Primary and secondary capture of platelets onto inflamed femoral artery endothelium is dependent on P-selectin and PSGL-1

Platelets constitute a key role in vascular injuries, however, the detailed mechanisms behind platelet–endothelial cell and platelet–leukocyte interactions in the femoral artery are not yet fully elucidated. We used intravital fluorescence microscopy of the femoral artery in C57BL/6 mice to study primary and secondary capture of platelets onto endothelial cells as well as onto adherent platelets and leukocytes in vivo.
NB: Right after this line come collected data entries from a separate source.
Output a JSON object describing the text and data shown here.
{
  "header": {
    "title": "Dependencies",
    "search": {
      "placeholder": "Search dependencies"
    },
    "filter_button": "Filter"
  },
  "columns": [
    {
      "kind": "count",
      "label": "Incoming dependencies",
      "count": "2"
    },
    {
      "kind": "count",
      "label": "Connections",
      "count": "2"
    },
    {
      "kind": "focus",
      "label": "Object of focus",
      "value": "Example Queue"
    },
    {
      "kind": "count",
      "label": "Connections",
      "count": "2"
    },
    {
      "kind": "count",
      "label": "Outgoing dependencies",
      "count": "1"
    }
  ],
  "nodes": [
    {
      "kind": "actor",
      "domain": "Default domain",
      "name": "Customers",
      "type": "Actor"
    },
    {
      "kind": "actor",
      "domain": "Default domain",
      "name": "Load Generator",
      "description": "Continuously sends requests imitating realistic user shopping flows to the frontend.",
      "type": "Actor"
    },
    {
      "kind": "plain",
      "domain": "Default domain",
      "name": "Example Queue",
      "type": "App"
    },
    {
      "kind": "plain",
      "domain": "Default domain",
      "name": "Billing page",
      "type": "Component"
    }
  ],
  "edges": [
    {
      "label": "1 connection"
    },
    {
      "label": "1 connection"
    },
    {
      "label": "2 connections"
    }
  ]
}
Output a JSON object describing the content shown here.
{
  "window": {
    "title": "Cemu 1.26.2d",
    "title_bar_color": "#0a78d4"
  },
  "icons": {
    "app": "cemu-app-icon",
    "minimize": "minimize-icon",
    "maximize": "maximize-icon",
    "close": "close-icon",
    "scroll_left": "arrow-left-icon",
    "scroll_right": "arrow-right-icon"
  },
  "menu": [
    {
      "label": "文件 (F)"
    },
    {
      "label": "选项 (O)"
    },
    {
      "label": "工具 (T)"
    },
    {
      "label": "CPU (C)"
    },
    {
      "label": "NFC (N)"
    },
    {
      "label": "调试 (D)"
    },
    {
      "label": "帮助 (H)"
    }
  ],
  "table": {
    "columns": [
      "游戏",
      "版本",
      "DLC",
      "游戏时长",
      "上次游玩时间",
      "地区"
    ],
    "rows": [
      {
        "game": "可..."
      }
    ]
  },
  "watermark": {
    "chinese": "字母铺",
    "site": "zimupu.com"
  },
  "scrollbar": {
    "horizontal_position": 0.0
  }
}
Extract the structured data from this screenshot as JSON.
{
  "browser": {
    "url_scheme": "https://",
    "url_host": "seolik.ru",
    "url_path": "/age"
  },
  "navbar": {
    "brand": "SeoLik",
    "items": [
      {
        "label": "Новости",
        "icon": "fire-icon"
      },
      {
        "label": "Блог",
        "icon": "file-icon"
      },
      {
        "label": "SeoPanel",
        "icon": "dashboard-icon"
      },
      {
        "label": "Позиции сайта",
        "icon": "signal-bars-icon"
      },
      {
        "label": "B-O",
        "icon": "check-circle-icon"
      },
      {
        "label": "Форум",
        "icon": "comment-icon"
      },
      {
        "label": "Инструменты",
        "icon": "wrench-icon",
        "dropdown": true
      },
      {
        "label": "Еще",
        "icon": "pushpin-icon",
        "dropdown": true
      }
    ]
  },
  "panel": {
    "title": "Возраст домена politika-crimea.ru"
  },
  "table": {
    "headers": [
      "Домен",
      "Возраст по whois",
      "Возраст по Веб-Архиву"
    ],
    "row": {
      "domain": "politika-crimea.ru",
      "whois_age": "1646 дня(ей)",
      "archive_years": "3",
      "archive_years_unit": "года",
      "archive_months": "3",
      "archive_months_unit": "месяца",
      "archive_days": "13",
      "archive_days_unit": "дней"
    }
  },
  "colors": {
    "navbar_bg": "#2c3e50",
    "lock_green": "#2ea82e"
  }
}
By use of monoclonal antibodies, the role of P-selectin and P-selectin glycoprotein ligand 1 (PSGL-1) in these adhesive interactions in mice exposed to endotoxin was determined. Intravenous injection of endotoxin significantly increased gene expression of P-selectin as well as platelet tethering, rolling and adhesion in the femoral artery. Pretreatment with the anti-PSGL-1 antibody decreased platelet tethering by 85%, platelet rolling by 88% and platelet adhesion by 96%. Immunoneutralization of P-selectin reduced platelet tethering by 91%, platelet rolling by 98%, and platelet adhesion by 97%. In addition, inhibition of P-selectin and PSGL-1 completely abolished secondary capture of platelets onto adherent platelets and leukocytes. Our data show that P-selectin and PSGL-1 mediate early interactions between platelets and other cells, including endothelial cells and leukocytes, in inflamed arteries. These novel results suggest that interference with P-selectin and PSGL-1 may be a useful target in strategies aiming to protect the vascular wall during arterial inflammation.